The team also ran a market on whether or not the government would shut down October 1 because Congress had failed to pass a budget or continuing resolution to pay the bills. About 80 percent of traders thought the government would shut down.
They have other markets going on whether Congress will vote to raise the debt ceiling to avoid a government default by October 17 and whether Greece will exit the European common currency.
American Civic Exchange typically launches markets on policy questions that have a binary, yes-or-no outcome and that are likely to have a broad economic impact, Pidot said. They made an exception in the case of the shutdown date because the issue isn’t easy to phrase in a yes or no way.
The play money site has only drawn a few hundred traders so far, Pidot said. Many of the site’s visitors were former traders on Intrade, the Irish betting market that gained fame for trading on the outcome of 2012’s U.S. presidential election, Pidot said.

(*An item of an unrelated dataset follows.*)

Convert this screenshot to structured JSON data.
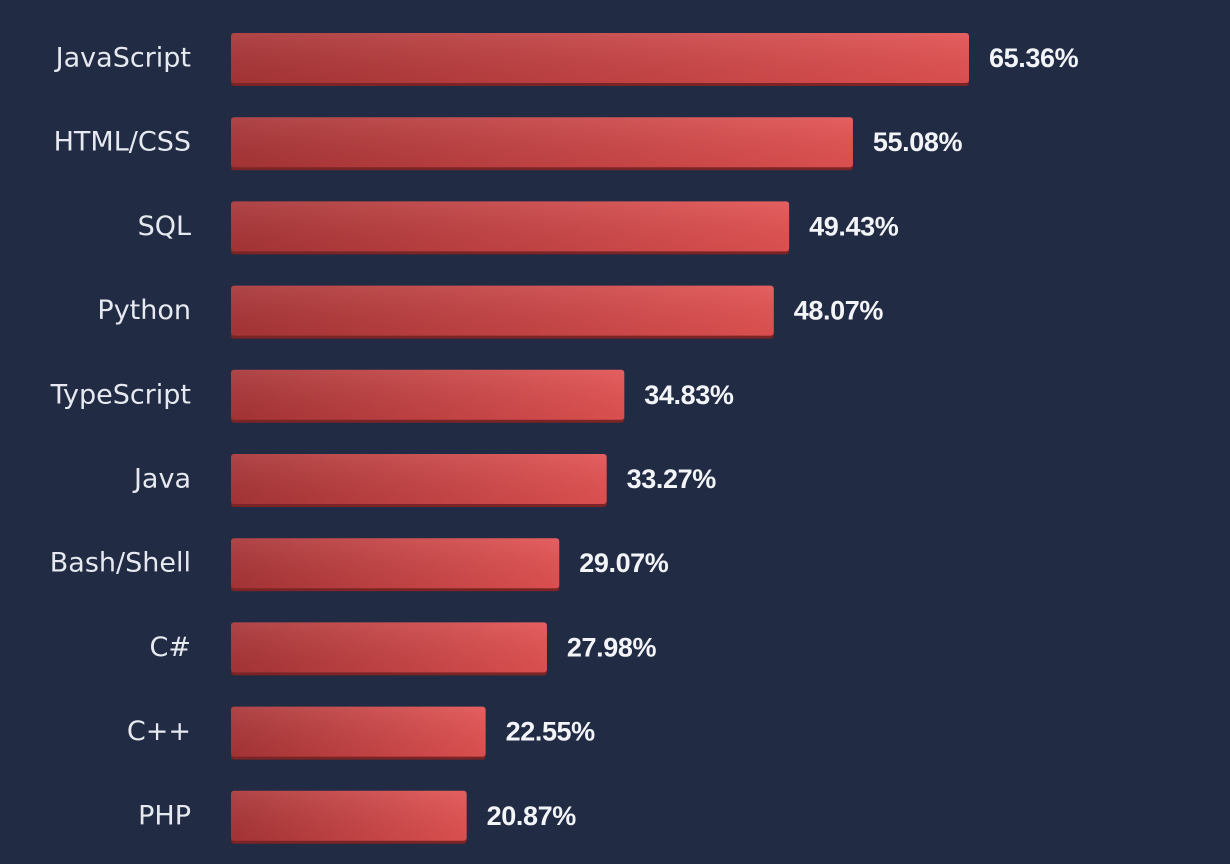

Intrade went offline in March after citing “financial irregularities.” Academics have since found one supporter of Republican nominee Mitt Romney gambled $4 million on the contest in an apparent attempt to game public perception about the state of the race. Intrade was cited heavily by U.S. news outlets in the run-up to Election Day.
The U.S.-based American Civics Exchange is barred from offering betting markets on the outcome of political contests by reforms in the 2010 Dodd-Frank financial reform law, Pidot said. Dodd-Frank also bars U.S. markets from taking bets on anything related to terrorism, war, assassinations, and anything else that regulators conclude is “contrary to the public interest.”
The Defense Advanced Research Projects Agency proposed a futures market in 2003 to plumb the wisdom of the masses to predict the likelihood of terrorist attacks against certain targets or the assassination of foreign leaders. The project, called the Policy Analysis Market, was scrapped after Sens. Ron Wyden, D-Ore., and Byron Dorgan, D-N.D., slammed it publicly.
The senators argued the market could allow terrorists to anonymously profit from their own attacks. They also said the idea of the U.S. government taking bets on foreign leaders being murdered was morally repugnant and grotesque.